7. Sen cumhurbaşkanlığı koltuğuna oturmuş işgal etmişsin. Yeminini tutmuyorsun. Sahte diplomalı adamı alıyorsun kamu bankasının yönetim kuruluna atıyorsun.
8. 15 Temmuz Darbe girişimi oldu. Şehitler oldu. Beşiktaş'ta terör saldırısı oldu çok sayıda polis hayatını kaybetti. Tuttunuz bir bağış kampanyası başlattınız. Bu milletin fakiri fukarısı, bağış kampanyasına katkıda bulundular. Bir ülkenin cumhurbaşkanı şehitler için vatandaşın verdiği paraya çöker mi? Vermediler para hala vermiyorlar. Yemin metninde var milli dayanışmayı sağlamak. Buna aykırı bir şeydir. Ettiğin yemini tutmuyorsun sen. Paraya çöktüler sonrada kalkıp bana milli dayanışmadan söz edecekler. Sen onu benim külahıma anlat.

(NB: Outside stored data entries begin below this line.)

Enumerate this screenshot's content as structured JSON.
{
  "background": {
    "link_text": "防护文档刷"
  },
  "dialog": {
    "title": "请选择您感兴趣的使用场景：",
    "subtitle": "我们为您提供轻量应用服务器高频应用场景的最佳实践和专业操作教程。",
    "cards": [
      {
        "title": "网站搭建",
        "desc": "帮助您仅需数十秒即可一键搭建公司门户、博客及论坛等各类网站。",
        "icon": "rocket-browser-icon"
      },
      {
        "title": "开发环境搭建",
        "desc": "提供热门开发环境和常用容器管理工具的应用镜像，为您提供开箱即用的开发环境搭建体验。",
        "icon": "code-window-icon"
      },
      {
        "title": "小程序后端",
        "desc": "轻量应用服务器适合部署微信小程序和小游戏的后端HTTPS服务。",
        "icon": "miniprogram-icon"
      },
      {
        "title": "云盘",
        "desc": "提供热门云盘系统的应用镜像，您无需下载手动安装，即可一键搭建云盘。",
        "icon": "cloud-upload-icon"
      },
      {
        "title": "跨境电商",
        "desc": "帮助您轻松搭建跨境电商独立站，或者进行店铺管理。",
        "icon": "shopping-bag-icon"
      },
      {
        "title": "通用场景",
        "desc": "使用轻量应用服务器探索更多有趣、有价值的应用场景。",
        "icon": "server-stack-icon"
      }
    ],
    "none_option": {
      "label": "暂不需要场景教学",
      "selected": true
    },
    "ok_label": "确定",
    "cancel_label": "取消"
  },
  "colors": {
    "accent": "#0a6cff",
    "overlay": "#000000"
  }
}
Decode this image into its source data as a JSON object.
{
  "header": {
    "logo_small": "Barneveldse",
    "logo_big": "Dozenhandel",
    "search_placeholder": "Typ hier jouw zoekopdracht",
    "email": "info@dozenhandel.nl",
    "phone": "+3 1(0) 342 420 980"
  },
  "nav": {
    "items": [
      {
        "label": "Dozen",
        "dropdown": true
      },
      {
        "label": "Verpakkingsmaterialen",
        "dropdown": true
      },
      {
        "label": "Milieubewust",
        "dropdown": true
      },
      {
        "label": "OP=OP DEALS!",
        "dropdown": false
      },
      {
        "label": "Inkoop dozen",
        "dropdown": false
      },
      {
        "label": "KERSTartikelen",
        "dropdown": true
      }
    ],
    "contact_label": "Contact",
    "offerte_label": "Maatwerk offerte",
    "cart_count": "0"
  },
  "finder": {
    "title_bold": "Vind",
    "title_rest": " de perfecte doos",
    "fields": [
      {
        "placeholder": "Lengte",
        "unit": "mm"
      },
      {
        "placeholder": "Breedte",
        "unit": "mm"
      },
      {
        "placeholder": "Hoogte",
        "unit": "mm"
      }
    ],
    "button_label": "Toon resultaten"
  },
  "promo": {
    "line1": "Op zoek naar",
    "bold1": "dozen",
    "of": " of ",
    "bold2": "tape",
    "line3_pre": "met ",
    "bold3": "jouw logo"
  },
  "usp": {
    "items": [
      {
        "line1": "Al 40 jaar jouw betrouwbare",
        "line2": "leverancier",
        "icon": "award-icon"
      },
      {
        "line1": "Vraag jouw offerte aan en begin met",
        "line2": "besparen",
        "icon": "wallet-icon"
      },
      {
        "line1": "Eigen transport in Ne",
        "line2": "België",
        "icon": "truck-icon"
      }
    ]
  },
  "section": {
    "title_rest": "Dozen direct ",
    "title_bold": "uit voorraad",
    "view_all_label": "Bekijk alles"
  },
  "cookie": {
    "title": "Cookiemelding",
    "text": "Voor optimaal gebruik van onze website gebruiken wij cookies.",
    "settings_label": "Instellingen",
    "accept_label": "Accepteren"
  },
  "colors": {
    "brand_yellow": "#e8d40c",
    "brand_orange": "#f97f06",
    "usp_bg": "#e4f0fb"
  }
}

9. AK Parti'ye, MHP'ye oy veren ya da sandığa gitmeyen kardeşim söylesin. Cumhurbaşkanı olan bir kişi, rüşvet alan bir kişiyi devletini temsil etmek üzere büyükelçi olarak atasın. Bu mudur devletin şanını ve şerefini korumak. Utanmadan yapıyorsunuz. Ben isyan etmeyeyim de kim etsin? Ben bu ülkenin soyuna bağlıyım. Haksızlığa karşıyım. Kalkmış bana neden sözde cumhurbaşkanı dedin diyor. Sana cumhurbaşkanı demek hata. Ne cumhurbaşkanı? Sen AK Parti'nin Genel Başkanı değil misin? Erdoğan son bir soru sormak isterim. Sayın Erdoğan senin için namus ve şeref ne anlama geliyor? Bir daha soruyorum senin için namus ve şeref hangi anlama geliyor? Söylediklerimin yüzde 100'ü doğru. Bütün bu saydıklarımı bana açtığı davada hakimin önüne koyacağım. Kime üzülüyorum biliyor musunuz? Hakime üzülüyorum. Ne yapacak?
Havuz medyasından rica ediyorum, olur ya ‘Kılıçdaroğlu yine şeyler söyledi’ diye bu dokuz maddeyi yayımlasalar ya, kendi okuyucu ve izleyicileri görsün. Veremezler, konuşamazlar, karşıma çıkamazlar, hepsi korkak."